La evasión chilena ha traspasado con su elipsis a otro plano, puesto que sabe que se trata no de una enmienda al contrato social, sino de asistir a que se vuelva posible un afuera de la descomposición civilizacional. Y como sabemos, en momentos de hecatombe de una civilización lo público ya no es un lugar redimible. Solo un cretino puede convencernos que aún podemos habitar o morar desde una nueva reconstrucción de la antigua esfera pública burguesa. En realidad, lo que ha acontecido en Chile durante estos últimos días no es un «relevo del batón», como algunos apresurados teóricos de la metafísica de la multitud intentaron leer el ciclo de protestas, afincándose de una metafórica del atletismo de Estado. Ahora se trata de atravesar una cosa donde están todas las otras: afirmar la destitución del principio mismo de la política. Por lo que de nada vale renovar un principio de legitimidad caído hacia la sombra de desencanto sin futuro. Esto significa que el fin de la hegemonía abre paso a una física de la experiencia para la cual no tenemos categorías ni gramáticas compensatorias. Esta situación es la que produce una gran ansiedad a los policías del pensamiento.

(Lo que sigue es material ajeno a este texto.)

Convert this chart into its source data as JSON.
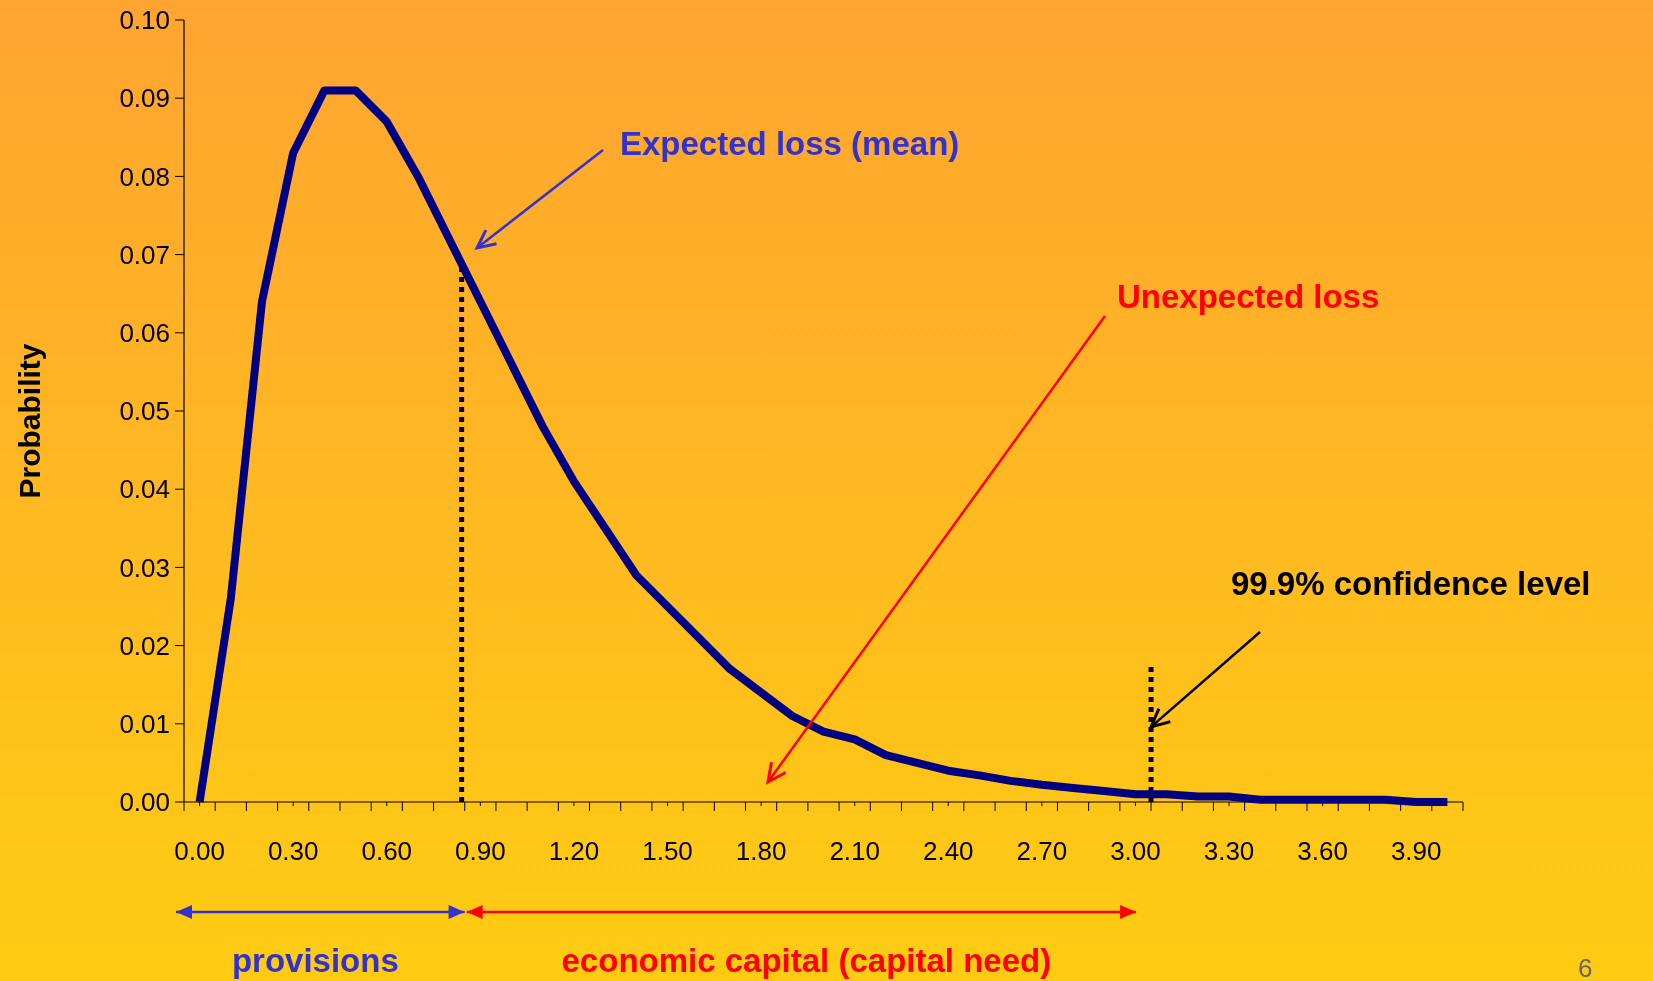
{
  "chart_data": {
    "type": "line",
    "ylabel": "Probability",
    "x": [
      0,
      0.1,
      0.2,
      0.3,
      0.4,
      0.5,
      0.6,
      0.7,
      0.8,
      0.9,
      1.0,
      1.1,
      1.2,
      1.3,
      1.4,
      1.5,
      1.6,
      1.7,
      1.8,
      1.9,
      2.0,
      2.1,
      2.2,
      2.3,
      2.4,
      2.5,
      2.6,
      2.7,
      2.8,
      2.9,
      3.0,
      3.1,
      3.2,
      3.3,
      3.4,
      3.5,
      3.6,
      3.7,
      3.8,
      3.9,
      4.0
    ],
    "series": [
      {
        "color": "#000080",
        "values": [
          0,
          0.026,
          0.064,
          0.083,
          0.091,
          0.091,
          0.087,
          0.08,
          0.072,
          0.064,
          0.056,
          0.048,
          0.041,
          0.035,
          0.029,
          0.025,
          0.021,
          0.017,
          0.014,
          0.011,
          0.009,
          0.008,
          0.006,
          0.005,
          0.004,
          0.0034,
          0.0027,
          0.0022,
          0.0018,
          0.0014,
          0.001,
          0.001,
          0.0007,
          0.0007,
          0.0003,
          0.0003,
          0.0003,
          0.0003,
          0.0003,
          0,
          0
        ]
      }
    ],
    "xlim": [
      -0.05,
      4.05
    ],
    "xticks": [
      {
        "value": -0.05,
        "label": null
      },
      {
        "value": 0.05,
        "label": null
      },
      {
        "value": 0.15,
        "label": null
      },
      {
        "value": 0.25,
        "label": null
      },
      {
        "value": 0.35,
        "label": null
      },
      {
        "value": 0.45,
        "label": null
      },
      {
        "value": 0.55,
        "label": null
      },
      {
        "value": 0.65,
        "label": null
      },
      {
        "value": 0.75,
        "label": null
      },
      {
        "value": 0.85,
        "label": null
      },
      {
        "value": 0.95,
        "label": null
      },
      {
        "value": 1.05,
        "label": null
      },
      {
        "value": 1.15,
        "label": null
      },
      {
        "value": 1.25,
        "label": null
      },
      {
        "value": 1.35,
        "label": null
      },
      {
        "value": 1.45,
        "label": null
      },
      {
        "value": 1.55,
        "label": null
      },
      {
        "value": 1.65,
        "label": null
      },
      {
        "value": 1.75,
        "label": null
      },
      {
        "value": 1.85,
        "label": null
      },
      {
        "value": 1.95,
        "label": null
      },
      {
        "value": 2.05,
        "label": null
      },
      {
        "value": 2.15,
        "label": null
      },
      {
        "value": 2.25,
        "label": null
      },
      {
        "value": 2.35,
        "label": null
      },
      {
        "value": 2.45,
        "label": null
      },
      {
        "value": 2.55,
        "label": null
      },
      {
        "value": 2.65,
        "label": null
      },
      {
        "value": 2.75,
        "label": null
      },
      {
        "value": 2.85,
        "label": null
      },
      {
        "value": 2.95,
        "label": null
      },
      {
        "value": 3.05,
        "label": null
      },
      {
        "value": 3.15,
        "label": null
      },
      {
        "value": 3.25,
        "label": null
      },
      {
        "value": 3.35,
        "label": null
      },
      {
        "value": 3.45,
        "label": null
      },
      {
        "value": 3.55,
        "label": null
      },
      {
        "value": 3.65,
        "label": null
      },
      {
        "value": 3.75,
        "label": null
      },
      {
        "value": 3.85,
        "label": null
      },
      {
        "value": 3.95,
        "label": null
      },
      {
        "value": 4.05,
        "label": null
      },
      {
        "value": 0,
        "label": "0.00"
      },
      {
        "value": 0.3,
        "label": "0.30"
      },
      {
        "value": 0.6,
        "label": "0.60"
      },
      {
        "value": 0.9,
        "label": "0.90"
      },
      {
        "value": 1.2,
        "label": "1.20"
      },
      {
        "value": 1.5,
        "label": "1.50"
      },
      {
        "value": 1.8,
        "label": "1.80"
      },
      {
        "value": 2.1,
        "label": "2.10"
      },
      {
        "value": 2.4,
        "label": "2.40"
      },
      {
        "value": 2.7,
        "label": "2.70"
      },
      {
        "value": 3.0,
        "label": "3.00"
      },
      {
        "value": 3.3,
        "label": "3.30"
      },
      {
        "value": 3.6,
        "label": "3.60"
      },
      {
        "value": 3.9,
        "label": "3.90"
      }
    ],
    "ylim": [
      0,
      0.1
    ],
    "yticks": [
      {
        "value": 0,
        "label": "0.00"
      },
      {
        "value": 0.01,
        "label": "0.01"
      },
      {
        "value": 0.02,
        "label": "0.02"
      },
      {
        "value": 0.03,
        "label": "0.03"
      },
      {
        "value": 0.04,
        "label": "0.04"
      },
      {
        "value": 0.05,
        "label": "0.05"
      },
      {
        "value": 0.06,
        "label": "0.06"
      },
      {
        "value": 0.07,
        "label": "0.07"
      },
      {
        "value": 0.08,
        "label": "0.08"
      },
      {
        "value": 0.09,
        "label": "0.09"
      },
      {
        "value": 0.1,
        "label": "0.10"
      }
    ],
    "grid": false,
    "marker": "none",
    "line_style": "solid",
    "ref_lines": [
      {
        "axis": "x",
        "value": 0.84,
        "color": "#000000",
        "line_style": "dotted"
      },
      {
        "axis": "x",
        "value": 3.05,
        "color": "#000000",
        "line_style": "dotted"
      }
    ],
    "annotations": [
      "Expected loss (mean)",
      "Unexpected loss",
      {
        "text": "99.9% confidence level",
        "x": 3.05,
        "y": 0.0096
      },
      "provisions",
      "economic capital (capital need)",
      "6"
    ]
  }
}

En este sentido, lo que se evade no es solo una clase política o los dispositivos subsidiarios de los patrones económicos del neoliberalismo chileno, tan comentando en estos días, sino el orden civilizacional desde el cual la vida pierde el clamor de sus posibilidades. Sabemos que las cosas posibles, las que realmente dejan abiertas posibilidades, son siempre las que deben de permanecer inaprensibles desde el concepto. De ahí que el único acceso a ellas es arrancando la fuerza desde la propia experiencia. El momento chileno cobra su legibilidad ya no como acontecimiento histórico o revuelta ligada a la constitución de un nuevo poder popular o populista, sino como parábola de una práctica al albur de la posibilidad de habitar el mundo. Decir parábola es también hablar del reino: el tiempo de la existencia que debemos extirpar del arcaico vocabulario teológico para arrojarlo a los modos infinitos de la existencia donde vuelva a cobrar sentido la felicidad. Esto implica, por supuesto, un giro copernicano de la idea moderna de revolución, la cual siempre estuvo ordenada por una teatralidad compuesta de personajes como la culpa, el sacrificio, el desengaño o la traición; o bien, la proyección, la intención, la vanguardia, y todo aquello que olía a destino calculado, desentendido del ethos que nos arroja al mundo como una emboscada en la noche. No es azaroso, entonces, que la evasión del derrumbe civilizacional haya empezado a través de una juventud cuya experiencia condensa el malestar del presente en búsqueda de un afuera. La destitución nombra el intento de ese arrojamiento que se propone dejar atrás el feroz, y siempre mortífero, juego de la fuerza.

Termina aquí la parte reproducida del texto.